Wesley's statement that "Even an inspired apostle sees nothing beyond this," is worthy of consideration.  I have often said that I Cor. 15:28 is the latest date in scripture.  Everything else, even what is revealed in Revelation, is before the "end," or consummation.  In the passage referred to, Paul lifts the curtain just long enough for us to get a glimpse beyond the consummation of the eons.  And what is seen is entirely satisfactory to faith—God is All in All.  

Some months ago I quoted from a poem by Daniel Vaughn of Berkeley, Calif.:

"The life God gives with His salvation Needs no adjective to describe its duration."

This is true.  After telling us that this mortal shall put on immortality, god does not have to tell us we shall then have eternal life.  And He does not tell us any such!  What men call eternal life is eonian life, and it to be enjoyed during the eons.  At the end of the eons death shall be abolished—I Cor. 15:22-28—and it is foolish to ask if anyone will die after that.  Those who have had eonian life, and those who have not had it, will al have LIFE after the eons.  

I Cor. 15:22-28 mentions the steps taken in obtaining this result.  All shall be made alive, (vivified) in Christ.  It is to be done in three stages.  First, Christ was to be vivified.  This has been done.  Second, those who are His are to be vivified at His coming (in His presence).  This is special salvation.  Third, the rest of mankind are to be vivified at the end (consummation) when death is abolished.  
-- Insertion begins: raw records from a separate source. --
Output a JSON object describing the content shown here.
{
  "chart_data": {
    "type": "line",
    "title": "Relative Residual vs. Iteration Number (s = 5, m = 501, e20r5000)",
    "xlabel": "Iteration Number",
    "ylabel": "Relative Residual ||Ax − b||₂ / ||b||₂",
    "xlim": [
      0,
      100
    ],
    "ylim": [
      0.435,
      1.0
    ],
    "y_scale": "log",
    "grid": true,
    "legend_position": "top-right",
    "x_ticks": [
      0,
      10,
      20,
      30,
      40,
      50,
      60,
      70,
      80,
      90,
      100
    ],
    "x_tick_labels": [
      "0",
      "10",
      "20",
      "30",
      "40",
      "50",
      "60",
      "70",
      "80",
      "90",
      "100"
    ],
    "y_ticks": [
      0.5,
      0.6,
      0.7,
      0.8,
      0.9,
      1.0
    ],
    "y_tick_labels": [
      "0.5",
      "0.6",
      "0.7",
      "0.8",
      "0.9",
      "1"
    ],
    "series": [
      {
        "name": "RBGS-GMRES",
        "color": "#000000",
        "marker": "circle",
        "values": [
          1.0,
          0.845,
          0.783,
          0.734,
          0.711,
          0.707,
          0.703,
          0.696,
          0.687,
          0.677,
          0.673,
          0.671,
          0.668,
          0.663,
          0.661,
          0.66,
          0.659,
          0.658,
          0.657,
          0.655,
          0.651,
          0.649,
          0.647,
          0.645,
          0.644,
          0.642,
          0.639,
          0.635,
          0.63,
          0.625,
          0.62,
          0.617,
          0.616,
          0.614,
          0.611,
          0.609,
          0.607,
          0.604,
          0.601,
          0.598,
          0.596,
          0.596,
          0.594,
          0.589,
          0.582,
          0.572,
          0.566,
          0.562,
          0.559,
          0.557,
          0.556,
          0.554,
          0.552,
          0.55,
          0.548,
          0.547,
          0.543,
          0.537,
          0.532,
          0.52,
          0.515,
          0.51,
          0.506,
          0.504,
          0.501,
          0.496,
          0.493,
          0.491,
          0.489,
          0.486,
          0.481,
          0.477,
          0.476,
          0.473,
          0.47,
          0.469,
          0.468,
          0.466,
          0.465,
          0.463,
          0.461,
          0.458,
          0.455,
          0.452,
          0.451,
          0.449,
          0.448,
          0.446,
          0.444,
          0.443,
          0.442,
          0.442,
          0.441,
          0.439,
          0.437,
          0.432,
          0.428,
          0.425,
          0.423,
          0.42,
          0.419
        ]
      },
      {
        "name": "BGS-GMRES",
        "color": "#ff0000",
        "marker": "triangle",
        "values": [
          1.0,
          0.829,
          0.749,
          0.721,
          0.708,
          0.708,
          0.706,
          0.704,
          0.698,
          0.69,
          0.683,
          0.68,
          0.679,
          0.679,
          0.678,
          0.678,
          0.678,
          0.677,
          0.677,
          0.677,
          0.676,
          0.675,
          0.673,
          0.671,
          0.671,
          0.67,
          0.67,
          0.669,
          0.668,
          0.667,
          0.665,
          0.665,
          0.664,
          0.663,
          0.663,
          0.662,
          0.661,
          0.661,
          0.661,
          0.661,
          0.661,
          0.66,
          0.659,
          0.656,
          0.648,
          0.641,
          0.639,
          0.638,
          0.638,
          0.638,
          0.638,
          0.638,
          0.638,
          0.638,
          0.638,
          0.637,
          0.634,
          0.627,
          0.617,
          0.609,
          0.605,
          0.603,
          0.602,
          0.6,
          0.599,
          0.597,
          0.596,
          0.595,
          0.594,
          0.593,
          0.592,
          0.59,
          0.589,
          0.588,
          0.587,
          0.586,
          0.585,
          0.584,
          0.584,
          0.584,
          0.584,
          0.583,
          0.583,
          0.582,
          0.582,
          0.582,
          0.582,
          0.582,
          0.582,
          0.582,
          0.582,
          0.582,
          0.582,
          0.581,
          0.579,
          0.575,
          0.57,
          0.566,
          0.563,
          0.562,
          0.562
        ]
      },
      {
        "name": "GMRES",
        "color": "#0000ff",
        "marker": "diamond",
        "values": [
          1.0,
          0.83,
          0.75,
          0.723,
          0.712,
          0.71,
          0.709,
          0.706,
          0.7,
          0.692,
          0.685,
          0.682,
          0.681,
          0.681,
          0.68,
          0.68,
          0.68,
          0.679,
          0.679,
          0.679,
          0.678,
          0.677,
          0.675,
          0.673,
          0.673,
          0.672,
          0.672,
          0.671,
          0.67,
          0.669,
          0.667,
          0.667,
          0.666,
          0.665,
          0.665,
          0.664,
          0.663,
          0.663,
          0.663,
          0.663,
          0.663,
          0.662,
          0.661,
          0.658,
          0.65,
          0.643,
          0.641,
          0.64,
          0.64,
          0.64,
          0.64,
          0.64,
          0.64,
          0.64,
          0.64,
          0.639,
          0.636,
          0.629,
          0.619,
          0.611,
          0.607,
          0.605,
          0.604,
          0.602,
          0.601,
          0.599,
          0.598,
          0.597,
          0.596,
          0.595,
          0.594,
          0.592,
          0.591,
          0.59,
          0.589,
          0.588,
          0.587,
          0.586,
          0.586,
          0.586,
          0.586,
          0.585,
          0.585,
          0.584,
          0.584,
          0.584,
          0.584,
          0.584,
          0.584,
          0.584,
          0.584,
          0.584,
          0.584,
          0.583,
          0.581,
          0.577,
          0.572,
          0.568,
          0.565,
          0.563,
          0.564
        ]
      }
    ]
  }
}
God is to be All in all.  In other words, He is to be All in every one.  This necessitates two things: First, all must be saved; second, no one must have anything in him or her, that is contrary to God.  It is astonishing that we should read that He is to be All in all, and not recognize that in order for this to be so, all must be saved.  Also it is hard to understand how anyone could insist that God must tell us we are to live eternally, when He has told us that He will be All that is us.  If He is, then there can never be any sin or death in us.  We might as well believe He can die, as to think we can, when He becomes All in all.  

Members of His Body believed this doctrine when Paul was on the scene.  No questions was ever raised about it.  After the days of Paul, a man named Origen proclaimed the same sweet message.  But Paul had said some were to depart from the faith in subsequent eras, I Tim. 4:1.  This departure became a fact when the ecclesia yielded to the teaching of Terullian, and turned its back on the ministry of Origen.  Since then Christendom has held up before the people the awful doctrine of eternal torment, hoping thereby, to make folks better.  Has it worked?  Yes—but in reverse.  The world of mankind has steadily grown worse.  No wonder!  Such a caricature of God is bound to have a bad effect on the people.  
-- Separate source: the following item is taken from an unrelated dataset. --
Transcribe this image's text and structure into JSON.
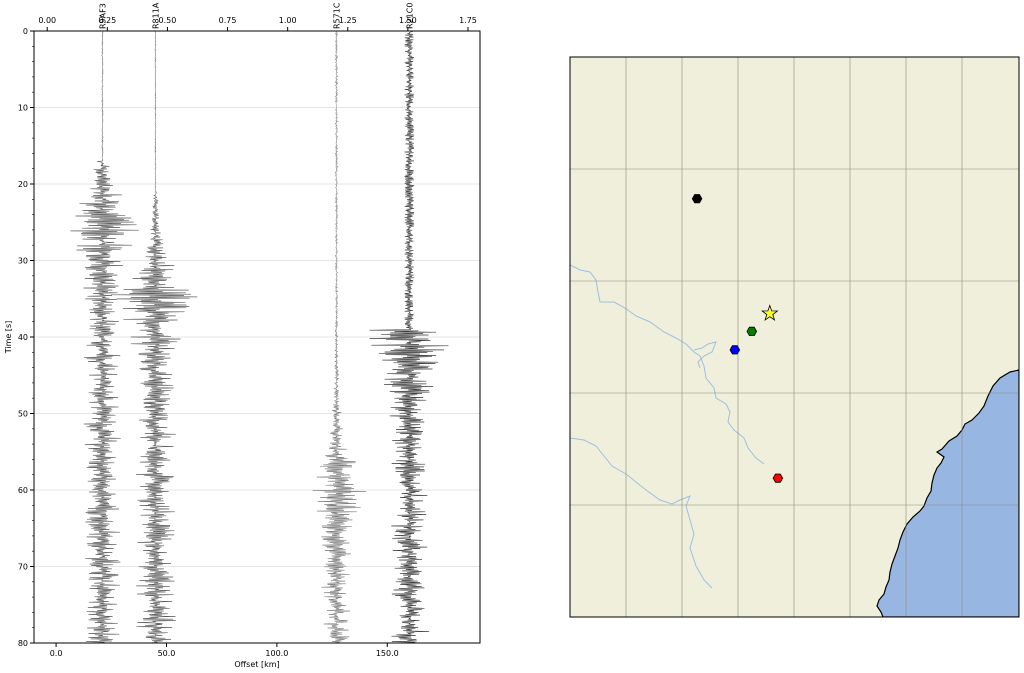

In the days of the ministry of Christ, the Pharisees believed in endless punishment; the Sadducees did not.  I suggest that the reader get the Bible and sit down and see how many times Christ roundly "scored" the Pharisees for their corrupt deeds.  He did not say nearly so much to the Sadducees.  The doctrine of "tell fire and brimstone" has not made people better in any period of the world.  Many who claim to believe it are as corrupt as were the Pharisees.  Many others who accept it live model lives—not because of it, but in spite of it. 

I am glad to find that more people believe the truth than publicly confess it.